JAKARTA, SAWIT INDONESIA – Tidak mudah bagi pelaku usaha untuk mengendalikan harga sawit di pasar global. Tetapi supaya harga tidak rontok, sebaiknya menjaga tiga faktor pembentuk harga yaitu suplai dan permintaan, inventory, dan biaya produksi.
Kebijakan penghiliran sawit dinilai mampu untuk menyeimbangkan pasokan sawit di pasar global.“Disinilah peran hilirisasi untuk menyeimbangkan pasar ekspor dan cara domestik. Untuk itu, Indonesia tidak perlu membatasi produksi (sawit),” kata Joko Supriyono, Ketua Umum Gabungan Pengusaha Kelapa Sawit Indonesia (GAPKI), dalam sebuah diskusi beberapa waktu lalu.
Menurut Joko Supriyono, kebijakan pemerintah sudah tepat untuk memperluas pemakaian biodiesel dan penghapusan sementara pungutan ekspor. “Yang tidak bisa dikontrol adalah harga. Tetapi kita perlu mengantisipasi persoalan harga, caranya membuat manajemen biaya,” jelas Joko.
Ada tiga faktor pembentuk harga yang dapat dikendalikan yaitu suplai dan permintaan, inventory, dan biaya produksi. “Faktor pembentuk harga inilah yang dapat dikelola pelaku usaha,” paparnya.US$ 500 per ton yang dipicu turunnya permintaan pasar ekspor dan berakibat pada terjadinya kelebihan CPO Indonesia sebesar 4 juta ton pada tahun ini.
Peneliti Badan Pengkajian dan Penerapan Teknologi (BPPT) Agus Kismanto menjelaskan pembangunan kilang CPO dapat mempercepat proses pencampuran minyak mentah (crude oil) dengan CPO menjadi bahan bakar.
“Pembangunan Kilang itu diharapkan mampu menyerap CPO hingga 20 juta ton per tahun atau 340 ribu barel per hari (bph),” kata Agus.
Insentif bagi PLN perlu dilakukan untuk agar ada peningkatan penggunaan CPO pada pembangkit listrik. Dengan insentif ini, PLN dapat mengembangkan pembangkit listrik tenaga diesel (PLTD) berbahan bakar miyak sawit. Hanya saja, agar PLN tidak terbebani, BPDP-KS dapat membantu pembiayaan untuk pilot plant dan perencanaan. “Peran BPDP-KS juga diperlukan ketika terjadi selisih harga antara BBM dan BBN,” kata Agus.

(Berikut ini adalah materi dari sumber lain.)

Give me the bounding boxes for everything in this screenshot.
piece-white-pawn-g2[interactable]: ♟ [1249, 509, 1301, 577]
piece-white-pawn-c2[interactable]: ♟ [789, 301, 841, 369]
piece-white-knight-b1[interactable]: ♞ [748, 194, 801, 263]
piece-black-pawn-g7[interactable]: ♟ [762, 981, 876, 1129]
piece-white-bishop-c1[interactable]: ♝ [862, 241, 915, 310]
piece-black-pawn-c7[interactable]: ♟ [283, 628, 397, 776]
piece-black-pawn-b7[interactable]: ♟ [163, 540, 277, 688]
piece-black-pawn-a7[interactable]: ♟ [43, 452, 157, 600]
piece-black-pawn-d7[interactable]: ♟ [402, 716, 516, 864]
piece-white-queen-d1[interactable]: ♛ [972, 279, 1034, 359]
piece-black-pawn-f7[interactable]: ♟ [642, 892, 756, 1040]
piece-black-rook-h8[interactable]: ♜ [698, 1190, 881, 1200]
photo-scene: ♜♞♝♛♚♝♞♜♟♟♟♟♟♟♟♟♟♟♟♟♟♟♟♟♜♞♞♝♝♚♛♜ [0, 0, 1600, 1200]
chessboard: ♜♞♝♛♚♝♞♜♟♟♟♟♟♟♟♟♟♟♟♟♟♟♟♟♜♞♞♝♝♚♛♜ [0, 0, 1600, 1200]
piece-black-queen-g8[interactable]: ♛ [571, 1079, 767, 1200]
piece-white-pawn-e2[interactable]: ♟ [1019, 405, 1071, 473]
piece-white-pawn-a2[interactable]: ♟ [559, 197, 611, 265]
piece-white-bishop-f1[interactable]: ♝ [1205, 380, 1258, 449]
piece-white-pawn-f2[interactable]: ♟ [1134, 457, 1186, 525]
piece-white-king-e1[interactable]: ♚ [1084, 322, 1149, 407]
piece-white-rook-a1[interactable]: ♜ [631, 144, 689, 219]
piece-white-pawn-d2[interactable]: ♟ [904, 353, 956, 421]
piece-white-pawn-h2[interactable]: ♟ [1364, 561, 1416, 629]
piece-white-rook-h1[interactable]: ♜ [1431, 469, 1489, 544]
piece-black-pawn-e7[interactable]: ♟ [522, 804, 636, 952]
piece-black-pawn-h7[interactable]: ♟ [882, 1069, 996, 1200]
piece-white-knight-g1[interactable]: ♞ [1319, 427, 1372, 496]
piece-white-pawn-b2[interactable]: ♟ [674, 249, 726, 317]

Agus menyarankan, pemerintah juga perlu melakukan penjajakan program barter biodiesel biothanol dengan Brasil yang memiliki potensi sebesar 3,3 juta kiloliter. Selain itu, Substitusi MFO (marine fuel oil) dengan CPO oleh PLN yang potensinya bisa mencapai 0,9 juta kiloliter juga perlu dilakukan.
Anggota Komisi XI DPR Jhony G Plate mengatakan, instansi pemerintah perlu melepaskan ego sektoral untuk mendorong penguatan harga CPO.
”Indonesia merupakan negara yang besar, tetapi persoalan semua instansi bekerja sendiri sendiri dan sangat sektoral sehingga mengakibatkan kita menjadi kecil dan berdampak pada leverage kita yang kecil.
Plate juga menjelaskan, program hilirisasi domestik guna meningkatkan konsumsi minyak sawit di dalam negeri tidak bisa ditunda karena produksi sawit nasional yang melimpah.